Reading and Writing in Apache Iceberg

Iceberg provided high-performance queries during reads and writes.

Query Engine Interaction with iceberg layer

Catalog layer

A catalog holds a pointer to the last metadata file

Metada layer

  • Metadata file: Each time a query engine write a new metadata file is created atomically and is defined as the latest version metadata file
  • Manifest list: Query engines interact with the manifest lists to get information about partition specifications that help them skip the nonrequired manifest files for faster performance.
  • Manifest file: Finally, information from the manifest files, such as upper and lower bounds for a specific column, null value counts, and partition-specific data, is used by the engine for file pruning.

Data layer

Query engines filter through the metadata files to read the datafiles required by a particular query efficiently. On the write side, datafiles get written on the file storage, and the related metadata files are created and updated accordingly.

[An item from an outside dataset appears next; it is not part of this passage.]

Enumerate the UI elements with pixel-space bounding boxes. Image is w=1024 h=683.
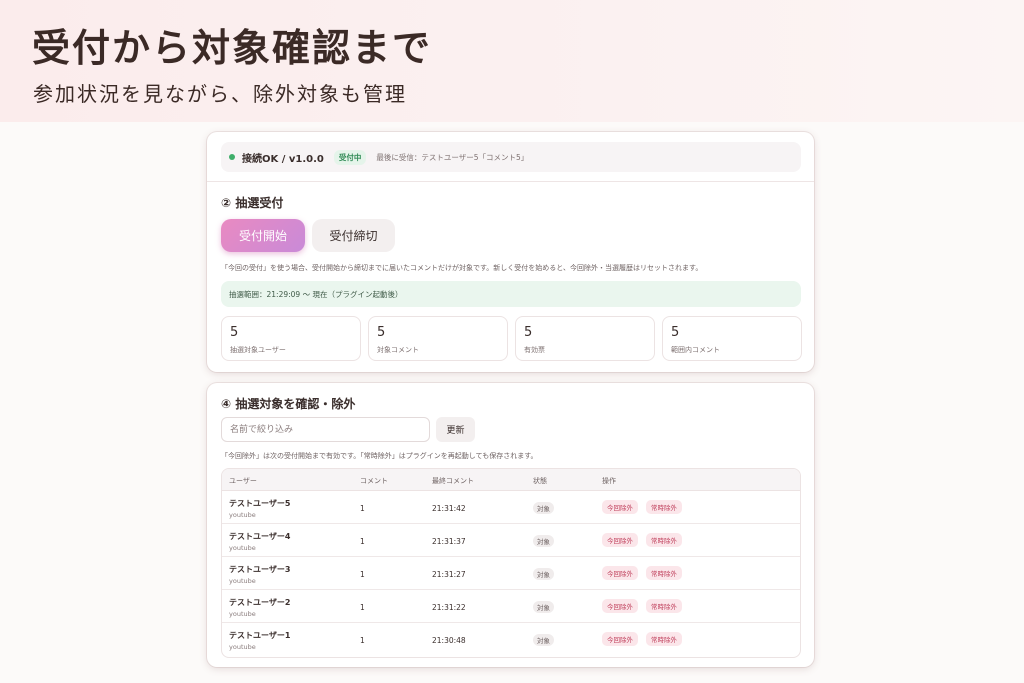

Apache Iceberg provides a robust process for reading and writing data, ensuring consistency, scalability, and efficient query performance.

Writing Data in Iceberg

The writing workflow in Iceberg involves several coordinated steps:

  1. Submit the query: The query engine receives an insert, update, or delete request.
  2. Fetch the latest metadata file: The engine retrieves the most recent metadata file to ensure it operates on the latest table state (to learn about the current table schema and partitioning scheme to orgnize data accordilly while writing)
  3. Write data files: New or updated data is written to data files in supported formats (e.g., Parquet, Avro, ORC). Data is sotred before getting written if a sort was defined.
  4. Create manifest files: Manifest files are generated to track the new data and delete files, including relevant statistics.
  5. Create manifest list: A manifest list is assembled, referencing all manifest files for the current operation.
  6. Write new metadata file: A new metadata file is created, capturing the updated table schema, partitioning, and snapshot information.
  7. Update the metadata pointer: At this stage, the engine verifies that no write conflicts have occurred. Once the check passes, it updates the catalog to reference the newest metadata file, making the changes immediately visible to all readers.

write

note

When a table is first created, only the metadata file exists. Because the initial snapshot does not reference any manifest files, there is no manifest list and no manifest files yet—simply because no data files have been written.

Reading Data in Iceberg

The reading workflow ensures that queries access the most up-to-date and relevant data:

  1. Query the catalog: The query engine requests the current metadata file from the catalog and get schema inforamtion to prepare , chech catalog to check current metada version
  2. Retrieve the current snapshot: The engine obtains the current snapshot ID and the location of its manifest list. its internal memory structures for reading the data . Then it learns about the table’s partitioning scheme to understand how the data is organized. The query engine can later leverage this to skip irrelevant datafiles. One of the most important pieces of information that the engine retrieves from the metadata file is the current-snapshot-id. This is what signifies the current state of the table. Based on the current-snapshot-id, the engine will locate the manifest list filepath from the snapshots array to traverse further and scan the relevant files.
  3. Access manifest files: Manifest files are read from the manifest list to identify relevant data and delete files.
  4. Apply partition filters: The engine uses partition information and statistics from manifest files to prune unnecessary data files.
  5. Read matching data files: Only the required data files are read, returning the filtered results to the user.

Iceberg’s read and write processes are designed for reliability, atomicity, and performance, supporting concurrent operations and efficient analytics at scale.